Король мог опереться только на небольшое число швейцарских наемников и на гвардию, а в церквях католические проповедники в открытую обращались к народу со словами: «Неужели не найдется смельчака, который бы сумел покончить с династией Валуа?»
По ночам Лига проводила на улицах Парижа массовые факельные шествия, когда вдруг по команде тушились все факела, и слышалось восклицание: «Да, вот так Господь погасит династию Валуа!»
Иногда и сам Костя, видевший, в каком ужасном состоянии находится страна, подумывал: «А не дать ли первого августа возможность какому-нибудь смельчаку погасить, наконец, эту жалкую династию? Ну пусть придет Генриху на смену другой Генрих, Четвертый по счету — Генрих Наваррский. Ведь страна вскоре станет мирной!» Но что-то упрямое твердило Косте: «Дождись, дождись этого дня! Что будет потом, если тебе удастся схватить за руку убийцу?!»
А за несколько дней до того произошло и еще одно событие, незаметное для истории, но весьма неприятно удивившее Константина. В тот день лакей, постучавшись в комнату Кости, заявил с порога:
— Вам письмо, сударь.
Письмо могло быть от кого угодно: от Генриха Наваррского, от короля Генриха, от Марго. Но нет, последний вариант был немедленно отброшен — аромата духов не наблюдалось.

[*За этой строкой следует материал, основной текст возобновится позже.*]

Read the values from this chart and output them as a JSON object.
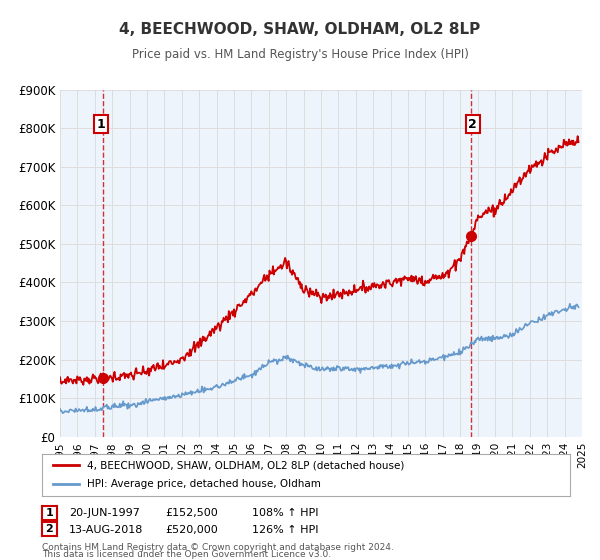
{
  "title": "4, BEECHWOOD, SHAW, OLDHAM, OL2 8LP",
  "subtitle": "Price paid vs. HM Land Registry's House Price Index (HPI)",
  "xlim": [
    1995,
    2025
  ],
  "ylim": [
    0,
    900000
  ],
  "yticks": [
    0,
    100000,
    200000,
    300000,
    400000,
    500000,
    600000,
    700000,
    800000,
    900000
  ],
  "ytick_labels": [
    "£0",
    "£100K",
    "£200K",
    "£300K",
    "£400K",
    "£500K",
    "£600K",
    "£700K",
    "£800K",
    "£900K"
  ],
  "xticks": [
    1995,
    1996,
    1997,
    1998,
    1999,
    2000,
    2001,
    2002,
    2003,
    2004,
    2005,
    2006,
    2007,
    2008,
    2009,
    2010,
    2011,
    2012,
    2013,
    2014,
    2015,
    2016,
    2017,
    2018,
    2019,
    2020,
    2021,
    2022,
    2023,
    2024,
    2025
  ],
  "sale1_date": 1997.47,
  "sale1_price": 152500,
  "sale2_date": 2018.62,
  "sale2_price": 520000,
  "legend_label_red": "4, BEECHWOOD, SHAW, OLDHAM, OL2 8LP (detached house)",
  "legend_label_blue": "HPI: Average price, detached house, Oldham",
  "annotation1_label": "1",
  "annotation1_date": "20-JUN-1997",
  "annotation1_price": "£152,500",
  "annotation1_hpi": "108% ↑ HPI",
  "annotation2_label": "2",
  "annotation2_date": "13-AUG-2018",
  "annotation2_price": "£520,000",
  "annotation2_hpi": "126% ↑ HPI",
  "footer1": "Contains HM Land Registry data © Crown copyright and database right 2024.",
  "footer2": "This data is licensed under the Open Government Licence v3.0.",
  "color_red": "#cc0000",
  "color_blue": "#6699cc",
  "color_grid": "#dddddd",
  "color_bg_plot": "#eef4fb",
  "color_marker_red": "#cc0000"
}
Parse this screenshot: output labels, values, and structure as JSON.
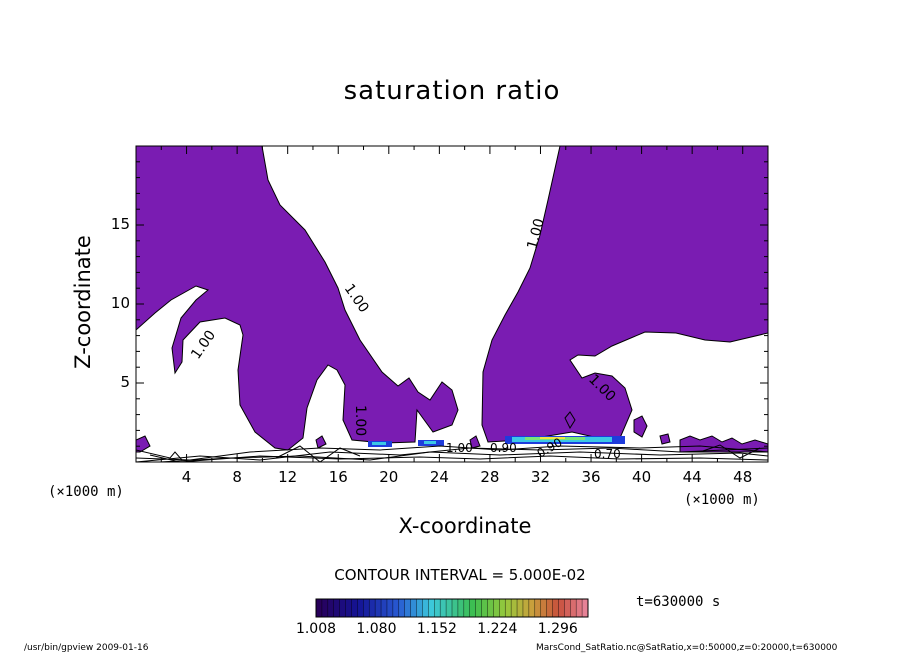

Дав лакею монетку и отправив его восвояси, Константин осторожно вскрыл пакет.
Осторожность не мешала. Конечно, до пакетиков со спорами сибирской язвы тут дело не дошло, но в конверте, который никак не был подписан, могла храниться бумага, пропитанная ядом. Тем более, Генрих Бурбон теперь был зачислен во враги «нового Нострадамуса».
Но нет — это было письмо, притом — на языке, который вряд ли кто-то здесь кроме Константина сумел бы понять.
«Ну, привет, пропащая душа! — значилось в начале послания. — Пишу на нашем языке, поскольку послание наверняка вскроют, и не раз. Теперь — к делу. Если я не был обязан тебе жизнью, здесь содержался бы сплошной мат.
Когда-то я говорил тебе, что у меня есть свои люди в Европе, в том числе — и в Англии, и во Франции. Идея поменять ход истории не столь беспочвенна, если, конечно, взяться за нее с умом. Но так, как взялся ты… Полагаю, еще в Англии не обошлось без вмешательства нашего общего заклятого друга по фамилии Курбатов. Кстати, он теперь вернулся в Москву и даже пытается подружиться с Годуновым. Но гораздо хуже то, что тип упорно пытается навязаться в наставники царевичу Дмитрию. Если это случится, тогда история действительно изменится. А вот как именно, ты, наверное, догадаешься. Если только ты, Костя, не принял его сторону. По некоторым твоим действиям можно понять, что так оно и есть. Какого черта ты решил помогать этому испанскому дегенерату?! Ты что, не представляешь, чем все закончилось бы в случае твоей удачи? Филипп Второй — это воплощение регресса. Кстати, не без помощи моего агента тебя вытащили из застенков инквизиции, а ведь уже готовились предъявлять какие-то дополнительные обвинения. Причем, действовал он самостоятельно. И что же? Ты стал честно выполнять задания урода и убийцы Филиппа. Вероятно, решил, что в Европе безраздельно должна властвовать инквизиция, а власть — всегда принадлежать извергам.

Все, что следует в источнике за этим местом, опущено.